Over 150 APC students from Daweg (Grade) 6-11 and from the Hulas youth group (the APC program for community youth on technical skills and formation), joined by their teachers, took part in the school strike. The group stopped at every sitio and barangay to explain their activity and share simple ways that community members can do to minimize their carbon footprint.

One of the calls of the APC students is on renewable energy. The APC school in Bendum operates on solar and hydropower.

Drawing from their cultural values and practices, the students talked about how Indigenous Peoples’ forest management and regeneration efforts help mitigate the impacts of climate change.

“We want everyone to see that even if we are young and small, we help reduce the impacts of climate change through responsible natural resource management of our forests and water,” Edrolen Comonlay, 12, one of the youngest who joined the strike, said. Natural resource management is at the core of APC education as an indigenous community school.

“As Pulangiyēn youth who live by the forest, we want to protect our gaup (pronounced ga-oop and means ancestral domain). Climate change is threatening the biodiversity in our ancestral domain…We need to achieve a balance in how we live with other creations so that we can continue to live sustainably,” Gino Suldahan, 18, said.

Part of the Pulangiyēn culture is their respect for the forest and everything in their ancestral domain, in gratitude to Migtanghaga (the Creator).

“In our culture, we believe that the Creator protects the water, land and the forest. We are grateful for these abundant resources, so we take care of our ancestral domain. Without these, what will happen to us?” asked Jason Menaling, Forest Farm and Leadership in the Margins Team Leader.

Translation: If you are human, join the action for climate change mitigation

The group handed out flyers to people along the way, explaining their reason for joining the strike, while carrying placards and banners bearing various calls such as No to fossil fuels, yes to renewable energy and Promote organic farming.

At Zamboanguita, the APC students led educational discussions with students of Saint Isidore High School on how developing countries like the Philippines bear the brunt of climate change impacts primarily caused by greenhouse gas emissions from developed countries. They tackled how farmers are trapped in a cycle of debt due to unpredictable climate that leads to crop failure and food insecurity.

Conversations on climate change mitigation in the context of the culture are sustained in APC as part of dalēpaan activities.

The group also discussed ways to mitigate climate change such as indigenous farming methods (multi-cropping, agroforestry), breaking away from the linear economic model (take-use-throw) and shifting to a circular economy, and the need for global commitment to cut greenhouse gas emissions.

Discussions and workshops on the global climate movement and local actions to mitigate climate change are sustained in APC beyond the school strike. According to Ms.
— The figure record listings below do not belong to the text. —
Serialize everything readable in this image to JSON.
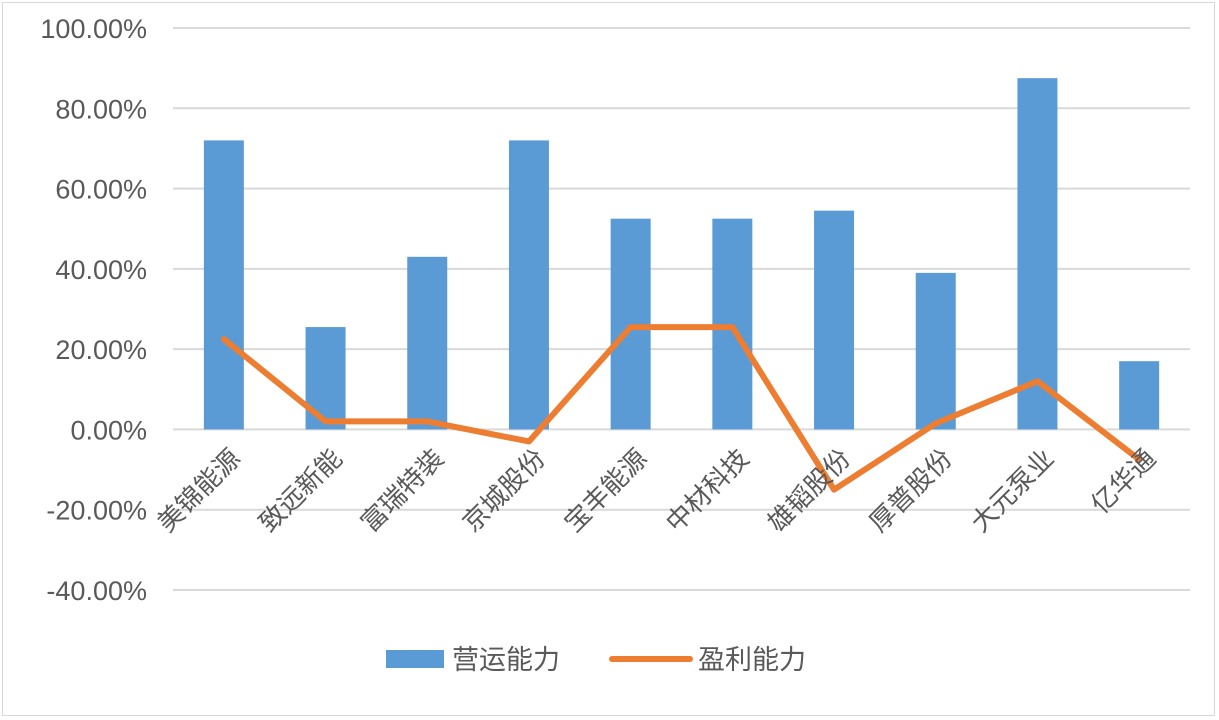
{
  "chart_data": {
    "type": "bar+line",
    "categories": [
      "美锦能源",
      "致远新能",
      "富瑞特装",
      "京城股份",
      "宝丰能源",
      "中材科技",
      "雄韬股份",
      "厚普股份",
      "大元泵业",
      "亿华通"
    ],
    "series": [
      {
        "name": "营运能力",
        "type": "bar",
        "color": "#5b9bd5",
        "values": [
          72,
          25.5,
          43,
          72,
          52.5,
          52.5,
          54.5,
          39,
          87.5,
          17
        ]
      },
      {
        "name": "盈利能力",
        "type": "line",
        "color": "#ed7d31",
        "values": [
          22.5,
          2,
          2,
          -3,
          25.5,
          25.5,
          -15,
          1.5,
          12,
          -7.5
        ]
      }
    ],
    "y_ticks": [
      "100.00%",
      "80.00%",
      "60.00%",
      "40.00%",
      "20.00%",
      "0.00%",
      "-20.00%",
      "-40.00%"
    ],
    "ylim": [
      -40,
      100
    ],
    "grid": true,
    "legend": "bottom"
  }
}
Jenny Lynn Lee, APC School Manager, the school also wants to connect with parents and community leaders and members for a broader climate change education and action next school year.

“It is our duty to the planet and to our students to continue to accompany them in this process of learning, reflecting and taking action on the climate crisis,” she said.

Jason Menaling said that previous Laudato Si’ discussions inspired much of the call for action as the affirmation of the unique role of Indigenous Peoples in caring for Creation is very strong in the document. He added that the call for action with commitment and hope empowers the youth to act while experiencing a deeper spiritual understanding of life.